Of all macronutrients assessed in the FFQ, PUFA intake and PUFA/SFA ratio were significantly lower AD cases than in controls, as previously described for dyslipidemia and other metabolic diseases [61]. Although dietary factors are known to modulate gut microbiota composition, only four of the 26 genera were significantly associated with PUFA/SFA intake ratio: Akkermansia, Ruminiclostridium 6, Hydrogenoanaerobacterium and Odoribacter. This suggests that external factors other than diet, and host-related factors such as genetic variation, also can modulate gut microbiota composition [18]. In this regard, Christensenellaceae, Odoribacter and Tenericutes phylum abundance, which was increased in controls, has been found to be highly heritable across multiple populations [48,62]. Because the Mexican population has a high prevalence of atherogenic dyslipidemia, and a particular genetic architecture conferring increased risk of dyslipidemia, studies analyzing the relationships of genetic variation, microbiota composition and dyslipidemia are required in this population.
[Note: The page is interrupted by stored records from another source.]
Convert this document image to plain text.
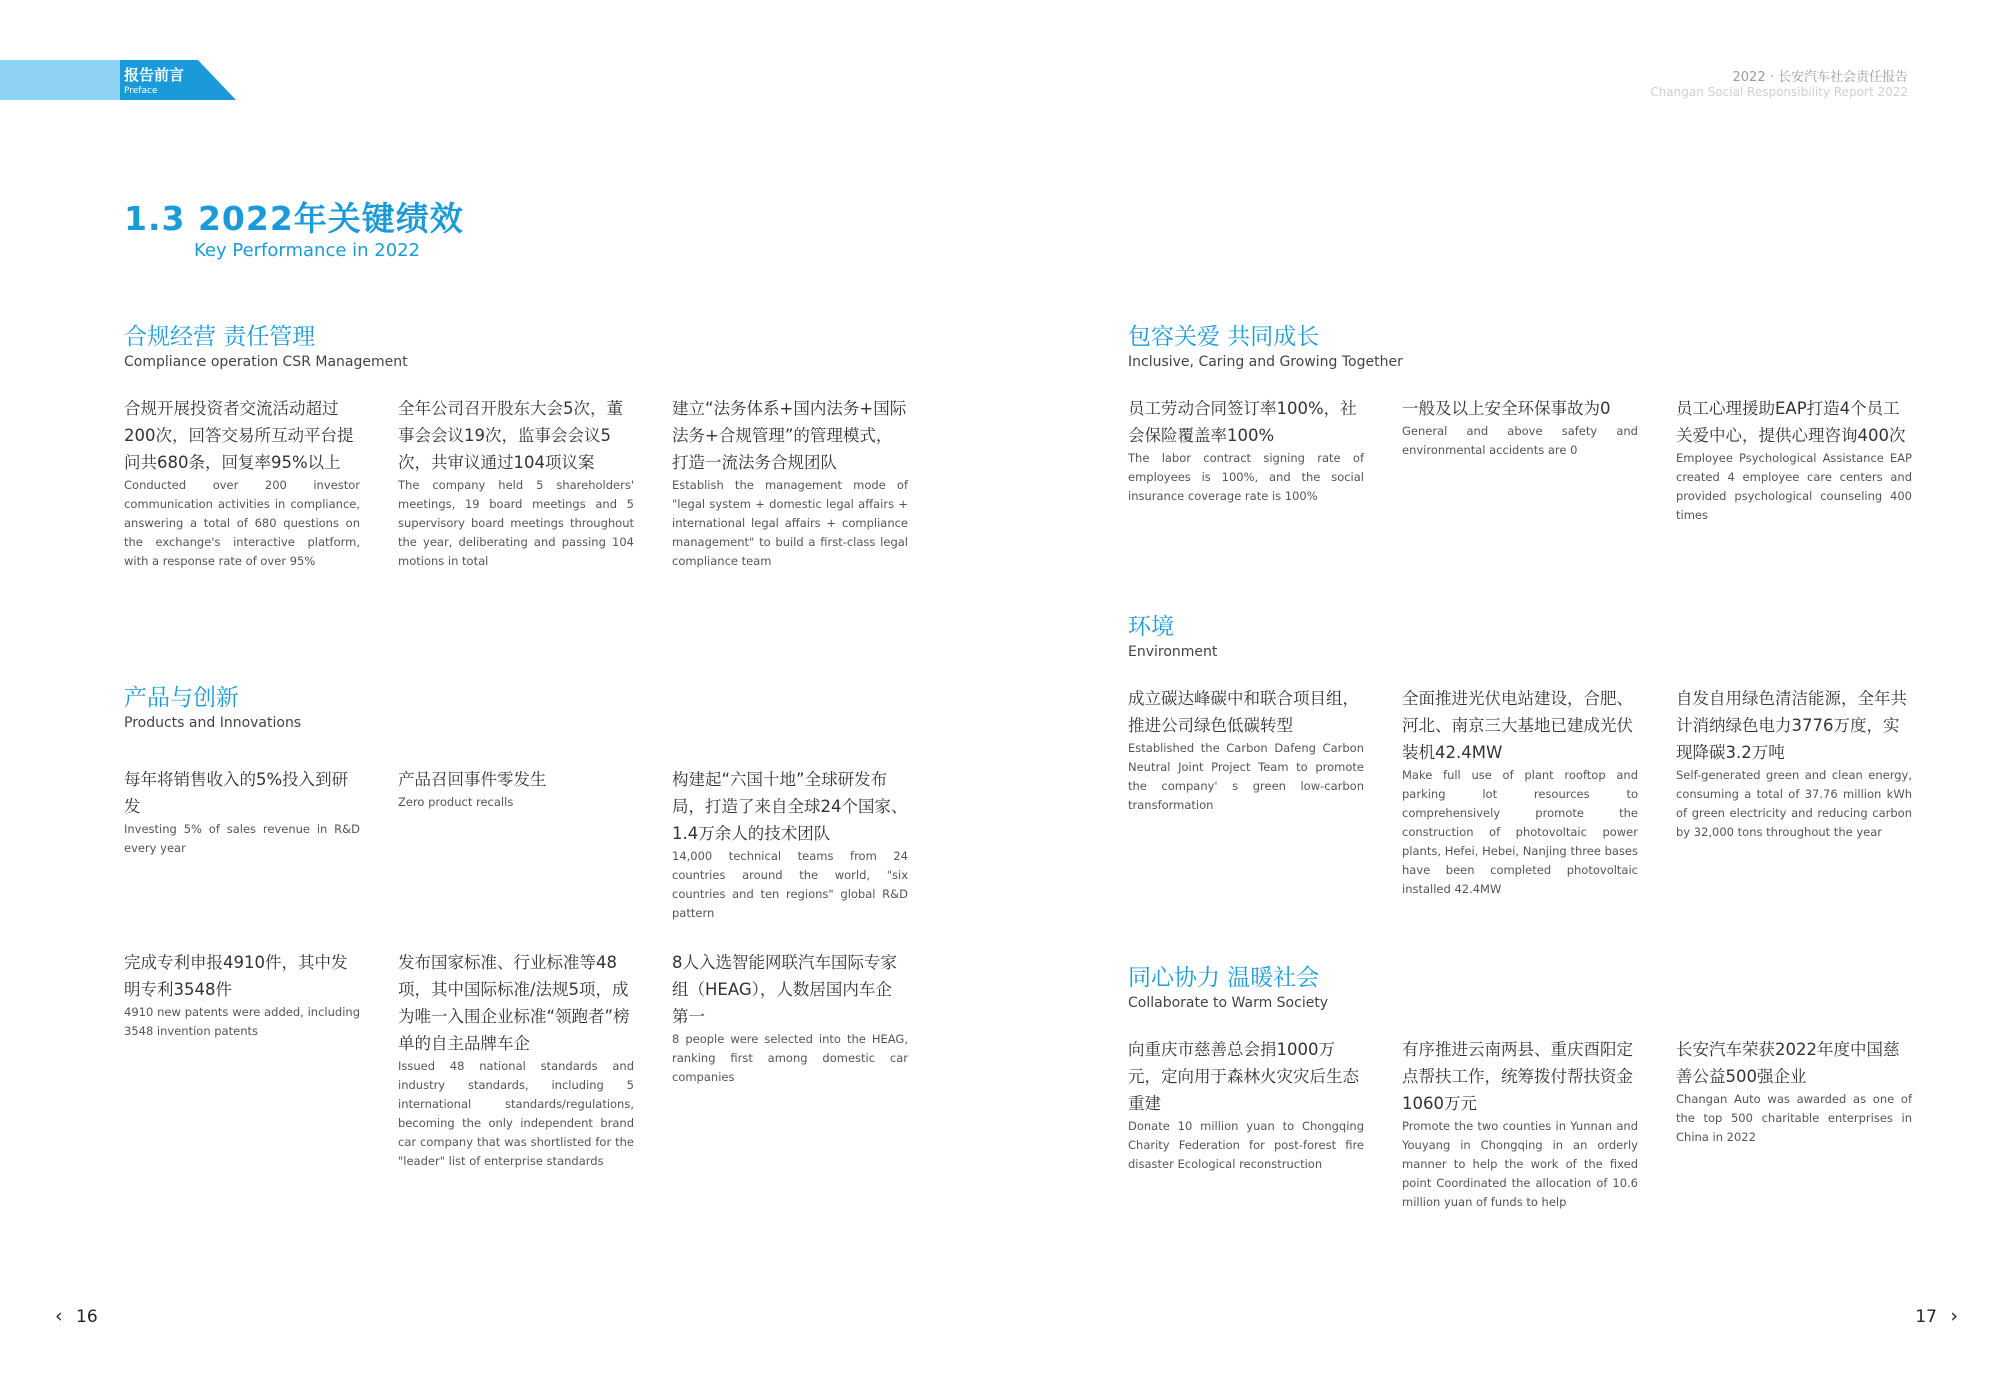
报告前言
Preface
2022 · 长安汽车社会责任报告
Changan Social Responsibility Report 2022
1.3 2022年关键绩效
Key Performance in 2022
合规经营 责任管理
Compliance operation CSR Management
合规开展投资者交流活动超过200次，回答交易所互动平台提问共680条，回复率95%以上
Conducted over 200 investor communication activities in compliance, answering a total of 680 questions on the exchange's interactive platform, with a response rate of over 95%
全年公司召开股东大会5次，董事会会议19次，监事会会议5次，共审议通过104项议案
The company held 5 shareholders' meetings, 19 board meetings and 5 supervisory board meetings throughout the year, deliberating and passing 104 motions in total
建立“法务体系+国内法务+国际法务+合规管理”的管理模式，打造一流法务合规团队
Establish the management mode of "legal system + domestic legal affairs + international legal affairs + compliance management" to build a first-class legal compliance team
产品与创新
Products and Innovations
每年将销售收入的5%投入到研发
Investing 5% of sales revenue in R&D every year
产品召回事件零发生
Zero product recalls
构建起“六国十地”全球研发布局，打造了来自全球24个国家、1.4万余人的技术团队
14,000 technical teams from 24 countries around the world, "six countries and ten regions" global R&D pattern
完成专利申报4910件，其中发明专利3548件
4910 new patents were added, including 3548 invention patents
发布国家标准、行业标准等48项，其中国际标准/法规5项，成为唯一入围企业标准“领跑者”榜单的自主品牌车企
Issued 48 national standards and industry standards, including 5 international standards/regulations, becoming the only independent brand car company that was shortlisted for the "leader" list of enterprise standards
8人入选智能网联汽车国际专家组（HEAG），人数居国内车企第一
8 people were selected into the HEAG, ranking first among domestic car companies
包容关爱 共同成长
Inclusive, Caring and Growing Together
员工劳动合同签订率100%，社会保险覆盖率100%
The labor contract signing rate of employees is 100%, and the social insurance coverage rate is 100%
一般及以上安全环保事故为0
General and above safety and environmental accidents are 0
员工心理援助EAP打造4个员工关爱中心，提供心理咨询400次
Employee Psychological Assistance EAP created 4 employee care centers and provided psychological counseling 400 times
环境
Environment
成立碳达峰碳中和联合项目组，推进公司绿色低碳转型
Established the Carbon Dafeng Carbon Neutral Joint Project Team to promote the company' s green low-carbon transformation
全面推进光伏电站建设，合肥、河北、南京三大基地已建成光伏装机42.4MW
Make full use of plant rooftop and parking lot resources to comprehensively promote the construction of photovoltaic power plants, Hefei, Hebei, Nanjing three bases have been completed photovoltaic installed 42.4MW
自发自用绿色清洁能源，全年共计消纳绿色电力3776万度，实现降碳3.2万吨
Self-generated green and clean energy, consuming a total of 37.76 million kWh of green electricity and reducing carbon by 32,000 tons throughout the year
同心协力 温暖社会
Collaborate to Warm Society
向重庆市慈善总会捐1000万元，定向用于森林火灾灾后生态重建
Donate 10 million yuan to Chongqing Charity Federation for post-forest fire disaster Ecological reconstruction
有序推进云南两县、重庆酉阳定点帮扶工作，统筹拨付帮扶资金1060万元
Promote the two counties in Yunnan and Youyang in Chongqing in an orderly manner to help the work of the fixed point Coordinated the allocation of 10.6 million yuan of funds to help
长安汽车荣获2022年度中国慈善公益500强企业
Changan Auto was awarded as one of the top 500 charitable enterprises in China in 2022
‹ 16	17 ›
Several studies have reported that RYGB causes significant changes in microbiota composition [63]. In the present study, one year after surgery only 2 SCFA-producing genera, which were decreased in AD patients, were significantly associated with lipid levels: [Eubacterium] eligens group with higher HDL-C levels and [Eubacterium] xylanophilum group with lower triglyceride levels. In a previous study, [Eubacterium] eligens group showed a strong and negative correlation with visceral abdominal fat area and triglyceride levels, and a positive correlation with HDL-C levels [64]. Likewise, [Eubacterium] xylanophilum group showed a negative association with body weight and total serum cholesterol levels [65]. [Eubacterium] xylanophilum is a potent butyrate-producing bacterium in the gut. Butyrate increases after RYGB surgery in humans and murine models [66]. It has been suggested that the beneficial effect of butyrate on diet-induced obesity and atherosclerosis risk is mediated by the regulation of the expression of genes involved in lipid and glucose metabolism [67,68]. Although the abundance of these genera increased after surgery in our AD patients, only [Eubacterium] xylanophilum was significantly more abundant. Whether these SCFA-producing genera play a relevant role in lipid profile improvement after RYGB surgery requires further study.
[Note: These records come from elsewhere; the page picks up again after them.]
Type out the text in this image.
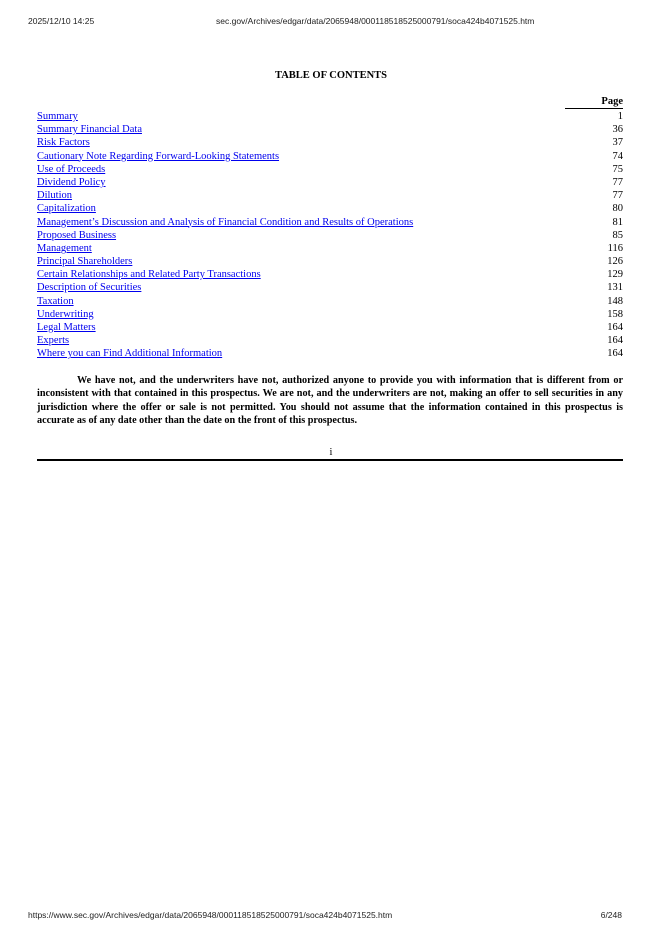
2025/12/10 14:25	sec.gov/Archives/edgar/data/2065948/000118518525000791/soca424b4071525.htm
TABLE OF CONTENTS
Page
Summary	1
Summary Financial Data	36
Risk Factors	37
Cautionary Note Regarding Forward-Looking Statements	74
Use of Proceeds	75
Dividend Policy	77
Dilution	77
Capitalization	80
Management’s Discussion and Analysis of Financial Condition and Results of Operations	81
Proposed Business	85
Management	116
Principal Shareholders	126
Certain Relationships and Related Party Transactions	129
Description of Securities	131
Taxation	148
Underwriting	158
Legal Matters	164
Experts	164
Where you can Find Additional Information	164
We have not, and the underwriters have not, authorized anyone to provide you with information that is different from or inconsistent with that contained in this prospectus. We are not, and the underwriters are not, making an offer to sell securities in any jurisdiction where the offer or sale is not permitted. You should not assume that the information contained in this prospectus is accurate as of any date other than the date on the front of this prospectus.
i
https://www.sec.gov/Archives/edgar/data/2065948/000118518525000791/soca424b4071525.htm	6/248
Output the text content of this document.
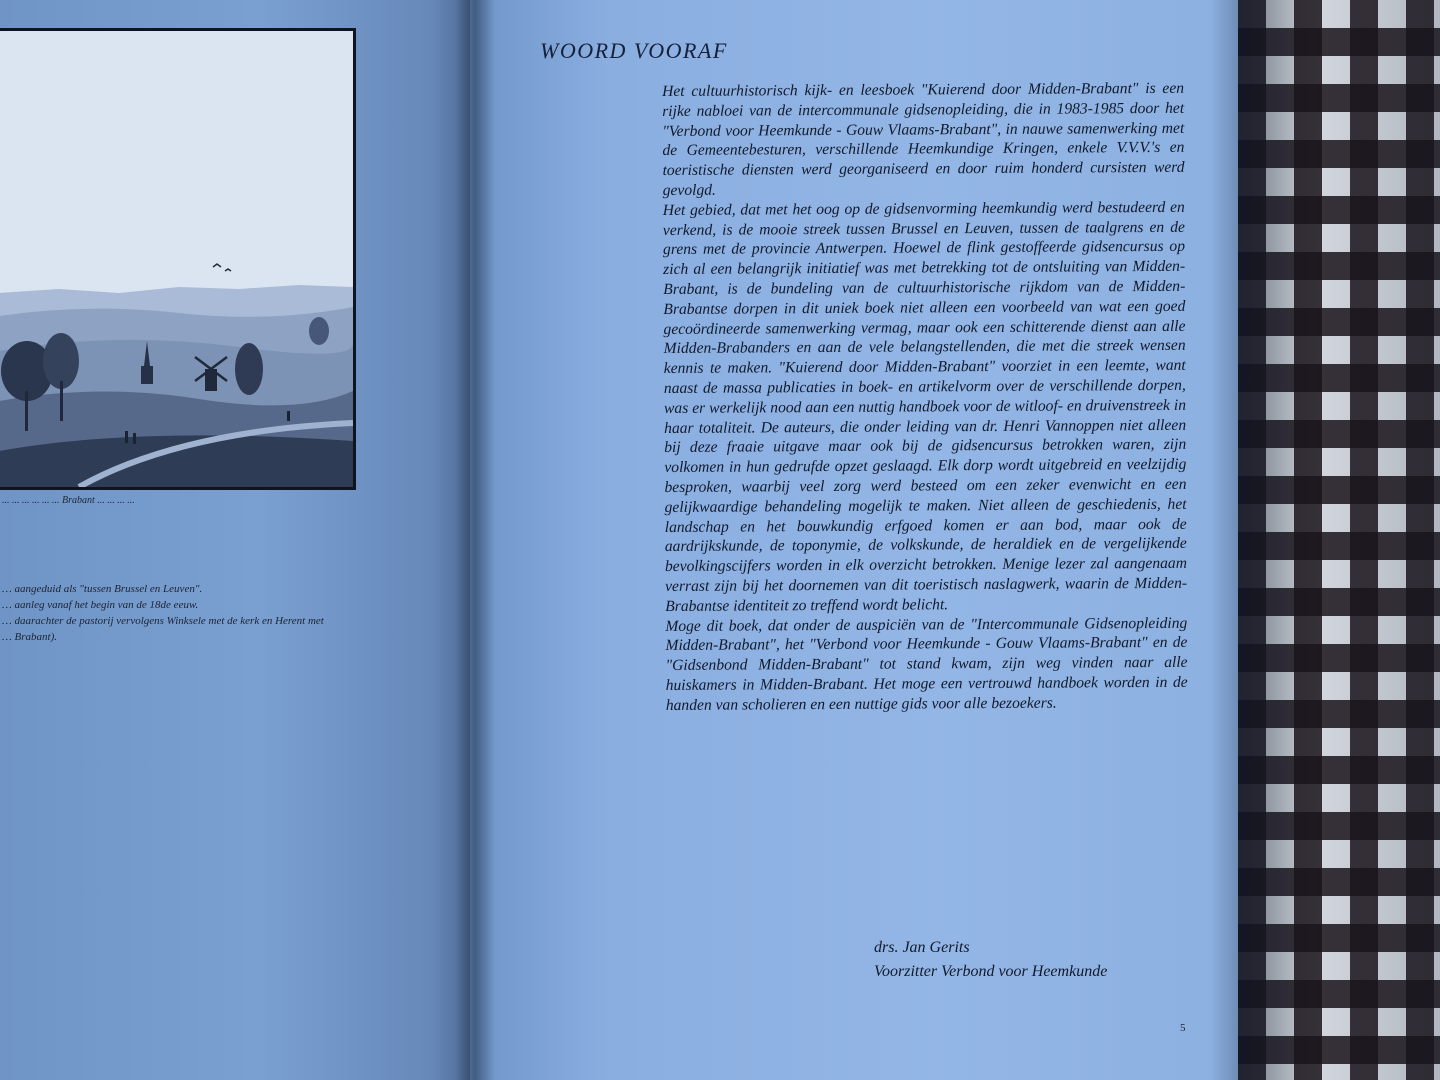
... ... ... ... ... ... Brabant ... ... ... ...
… aangeduid als "tussen Brussel en Leuven".
… aanleg vanaf het begin van de 18de eeuw.
… daarachter de pastorij vervolgens Winksele met de kerk en Herent met
… Brabant).
WOORD VOORAF

Het cultuurhistorisch kijk- en leesboek "Kuierend door Midden-Brabant" is een rijke nabloei van de intercommunale gidsenopleiding, die in 1983-1985 door het "Verbond voor Heemkunde - Gouw Vlaams-Brabant", in nauwe samenwerking met de Gemeentebesturen, verschillende Heemkundige Kringen, enkele V.V.V.'s en toeristische diensten werd georganiseerd en door ruim honderd cursisten werd gevolgd.

Het gebied, dat met het oog op de gidsenvorming heemkundig werd bestudeerd en verkend, is de mooie streek tussen Brussel en Leuven, tussen de taalgrens en de grens met de provincie Antwerpen. Hoewel de flink gestoffeerde gidsencursus op zich al een belangrijk initiatief was met betrekking tot de ontsluiting van Midden-Brabant, is de bundeling van de cultuurhistorische rijkdom van de Midden-Brabantse dorpen in dit uniek boek niet alleen een voorbeeld van wat een goed gecoördineerde samenwerking vermag, maar ook een schitterende dienst aan alle Midden-Brabanders en aan de vele belangstellenden, die met die streek wensen kennis te maken. "Kuierend door Midden-Brabant" voorziet in een leemte, want naast de massa publicaties in boek- en artikelvorm over de verschillende dorpen, was er werkelijk nood aan een nuttig handboek voor de witloof- en druivenstreek in haar totaliteit. De auteurs, die onder leiding van dr. Henri Vannoppen niet alleen bij deze fraaie uitgave maar ook bij de gidsencursus betrokken waren, zijn volkomen in hun gedrufde opzet geslaagd. Elk dorp wordt uitgebreid en veelzijdig besproken, waarbij veel zorg werd besteed om een zeker evenwicht en een gelijkwaardige behandeling mogelijk te maken. Niet alleen de geschiedenis, het landschap en het bouwkundig erfgoed komen er aan bod, maar ook de aardrijkskunde, de toponymie, de volkskunde, de heraldiek en de vergelijkende bevolkingscijfers worden in elk overzicht betrokken. Menige lezer zal aangenaam verrast zijn bij het doornemen van dit toeristisch naslagwerk, waarin de Midden-Brabantse identiteit zo treffend wordt belicht.

Moge dit boek, dat onder de auspiciën van de "Intercommunale Gidsenopleiding Midden-Brabant", het "Verbond voor Heemkunde - Gouw Vlaams-Brabant" en de "Gidsenbond Midden-Brabant" tot stand kwam, zijn weg vinden naar alle huiskamers in Midden-Brabant. Het moge een vertrouwd handboek worden in de handen van scholieren en een nuttige gids voor alle bezoekers.

drs. Jan Gerits
Voorzitter Verbond voor Heemkunde
5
Some limitations of the study should be acknowledged. Firstly, this was a cross-sectional study, not allowing to establish a causal relationship between the identified genera and AD. The associations were adjusted for confounders such as BMI, but not for other microbiota modulators such as statin use [69]. Because we used 16rRNA gene sequencing, bacterial metagenome sequencing is required to better identify the species and metabolic pathways associated with atherogenic dyslipidemia. Moreover, gut microbiota metabolites with a possible role in dyslipidemia-related mechanisms such as SCFA and LPS were not measured, and PUFA/SFA intake was not determined in subjects with obesity undergoing bariatric surgery. Finally, as we only included 20 RYGB patients, the associations with lipid profiles found in RYGB patients need to be confirmed in larger cohorts.

5. Conclusions

In conclusion, SCFA-producing genera were significantly more abundant in the control group without atherogenic dyslipidemia, and some were associated with a better lipid profile in RYGB patients 12 months after surgery. The significantly lower diversity of the gut microbiota observed in atherogenic dyslipidemia patients was accompanied by increased abundance of potentially pathogenic LPS-producing bacteria such as Escherichia-shigella. To our knowledge, this is the first study assessing the association of gut microbiota with atherogenic dyslipidemia, and its impact on serum lipid levels after bariatric surgery.